Ordnungswidrigkeiten und strafprozessuale Bezüge
Außerhalb des Zivilprozesses können Sicherheitsleistungen von ausländischen Betroffenen in Betracht kommen, wenn Geldsanktionen im Raum stehen und die spätere Vollstreckung mangels inländischer Anknüpfungspunkte unsicher erscheint. Hierzu zählen insbesondere Sicherheitsleistungen zur Sicherung erwarteter Geldbußen oder Verfahrenskosten bei Personen ohne festen inländischen Aufenthalt. Diese Sicherheiten sind ihrem Zweck nach nicht identisch mit der zivilprozessualen Prozesskostensicherheit.
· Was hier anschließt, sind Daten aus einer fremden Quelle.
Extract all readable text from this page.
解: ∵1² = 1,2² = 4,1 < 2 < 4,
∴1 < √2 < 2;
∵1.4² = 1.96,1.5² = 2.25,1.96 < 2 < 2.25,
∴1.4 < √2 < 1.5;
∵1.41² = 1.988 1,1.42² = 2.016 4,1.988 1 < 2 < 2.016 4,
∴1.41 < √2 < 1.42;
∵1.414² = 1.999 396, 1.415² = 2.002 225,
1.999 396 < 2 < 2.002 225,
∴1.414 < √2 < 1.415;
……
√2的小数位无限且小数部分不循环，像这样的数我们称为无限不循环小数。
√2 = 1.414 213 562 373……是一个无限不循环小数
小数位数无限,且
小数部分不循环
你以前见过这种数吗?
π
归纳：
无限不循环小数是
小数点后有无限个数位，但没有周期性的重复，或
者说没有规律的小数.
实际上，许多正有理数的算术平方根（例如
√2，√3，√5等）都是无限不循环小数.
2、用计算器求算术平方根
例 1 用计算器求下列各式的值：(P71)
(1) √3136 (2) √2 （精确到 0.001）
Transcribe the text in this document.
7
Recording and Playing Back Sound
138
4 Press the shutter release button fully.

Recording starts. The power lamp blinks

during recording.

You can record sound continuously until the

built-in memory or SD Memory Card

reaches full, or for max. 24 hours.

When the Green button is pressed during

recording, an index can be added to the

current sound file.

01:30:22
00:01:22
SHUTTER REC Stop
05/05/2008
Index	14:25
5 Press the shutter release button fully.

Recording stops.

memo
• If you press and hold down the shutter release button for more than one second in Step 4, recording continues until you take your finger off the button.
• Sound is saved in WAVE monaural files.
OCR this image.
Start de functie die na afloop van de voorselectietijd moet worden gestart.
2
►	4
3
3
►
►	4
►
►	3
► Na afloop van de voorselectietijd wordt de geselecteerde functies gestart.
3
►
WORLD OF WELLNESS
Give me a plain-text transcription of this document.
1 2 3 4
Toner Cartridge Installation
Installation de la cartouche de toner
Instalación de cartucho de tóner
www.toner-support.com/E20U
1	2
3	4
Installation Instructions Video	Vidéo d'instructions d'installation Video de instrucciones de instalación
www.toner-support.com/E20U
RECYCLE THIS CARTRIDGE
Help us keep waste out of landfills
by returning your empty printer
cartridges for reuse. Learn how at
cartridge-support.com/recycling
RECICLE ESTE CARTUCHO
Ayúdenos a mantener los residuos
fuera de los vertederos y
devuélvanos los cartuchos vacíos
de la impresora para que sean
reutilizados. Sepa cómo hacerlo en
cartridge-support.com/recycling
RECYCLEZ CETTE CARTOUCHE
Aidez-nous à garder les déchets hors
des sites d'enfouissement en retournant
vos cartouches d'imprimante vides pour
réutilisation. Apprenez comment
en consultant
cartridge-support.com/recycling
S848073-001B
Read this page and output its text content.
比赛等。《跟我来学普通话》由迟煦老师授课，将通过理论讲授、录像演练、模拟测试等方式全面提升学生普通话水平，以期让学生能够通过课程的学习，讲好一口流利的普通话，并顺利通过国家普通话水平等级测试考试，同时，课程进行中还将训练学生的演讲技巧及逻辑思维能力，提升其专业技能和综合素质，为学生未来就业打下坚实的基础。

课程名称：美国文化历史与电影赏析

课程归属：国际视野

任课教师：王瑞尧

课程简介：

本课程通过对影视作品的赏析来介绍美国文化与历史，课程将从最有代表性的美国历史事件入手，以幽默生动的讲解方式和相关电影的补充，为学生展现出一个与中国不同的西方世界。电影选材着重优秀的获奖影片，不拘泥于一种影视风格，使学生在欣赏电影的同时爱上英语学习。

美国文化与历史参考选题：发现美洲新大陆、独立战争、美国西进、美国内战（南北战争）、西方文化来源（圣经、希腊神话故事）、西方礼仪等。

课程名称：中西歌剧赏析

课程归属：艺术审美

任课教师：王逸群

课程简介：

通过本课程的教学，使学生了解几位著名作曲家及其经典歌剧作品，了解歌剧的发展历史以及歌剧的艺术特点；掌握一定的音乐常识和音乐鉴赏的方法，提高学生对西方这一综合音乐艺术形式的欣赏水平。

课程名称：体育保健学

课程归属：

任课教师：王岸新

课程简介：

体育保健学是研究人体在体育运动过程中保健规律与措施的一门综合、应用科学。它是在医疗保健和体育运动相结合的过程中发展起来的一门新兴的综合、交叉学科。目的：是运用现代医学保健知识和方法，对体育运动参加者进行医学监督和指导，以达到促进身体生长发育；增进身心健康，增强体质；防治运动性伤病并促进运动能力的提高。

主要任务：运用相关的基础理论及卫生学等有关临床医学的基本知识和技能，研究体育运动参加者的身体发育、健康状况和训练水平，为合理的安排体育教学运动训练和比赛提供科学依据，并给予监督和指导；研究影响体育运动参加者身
Verwaltungs- und Abgabenrecht
Auch in Verwaltungsverfahren, im Abgaben- und Zollrecht können Sicherheiten verlangt werden, zum Beispiel zur Absicherung von Abgabenforderungen oder Kosten. Dabei handelt es sich um eigenständige Sicherungsinstrumente, die unabhängig von der zivilprozessualen Ausländersicherheitsleistung ausgestaltet sind und anderen Voraussetzungen folgen.
Voraussetzungen und Ablauf im Zivilprozess
Antragserfordernis und Zeitpunkt
Die Anordnung einer Ausländersicherheitsleistung erfolgt im Zivilprozess in der Regel nicht von Amts wegen, sondern auf Antrag der beklagten Partei. Der Antrag muss frühzeitig gestellt werden, regelmäßig bevor das Gericht in die inhaltliche Erörterung der Sache eintritt. Ein verspäteter Antrag kann unzulässig sein.
Entscheidung des Gerichts und Bemessung
Das Gericht entscheidet über das Ob und die Höhe der Sicherheit. Maßgeblich sind die voraussichtlich entstehenden und erstattungsfähigen Kosten, insbesondere:
- Gerichtsgebühren und Auslagen
- Anwaltsvergütungen der gegnerischen Partei
- Reisekosten, Zeugenkosten und Sachverständigenkosten
- Übersetzungs- und Zustellungskosten
Ändert sich der Kostenvorschussbedarf im Laufe des Verfahrens wesentlich, kann das Gericht die Sicherheit entsprechend anpassen, etwa nachträglich erhöhen oder herabsetzen.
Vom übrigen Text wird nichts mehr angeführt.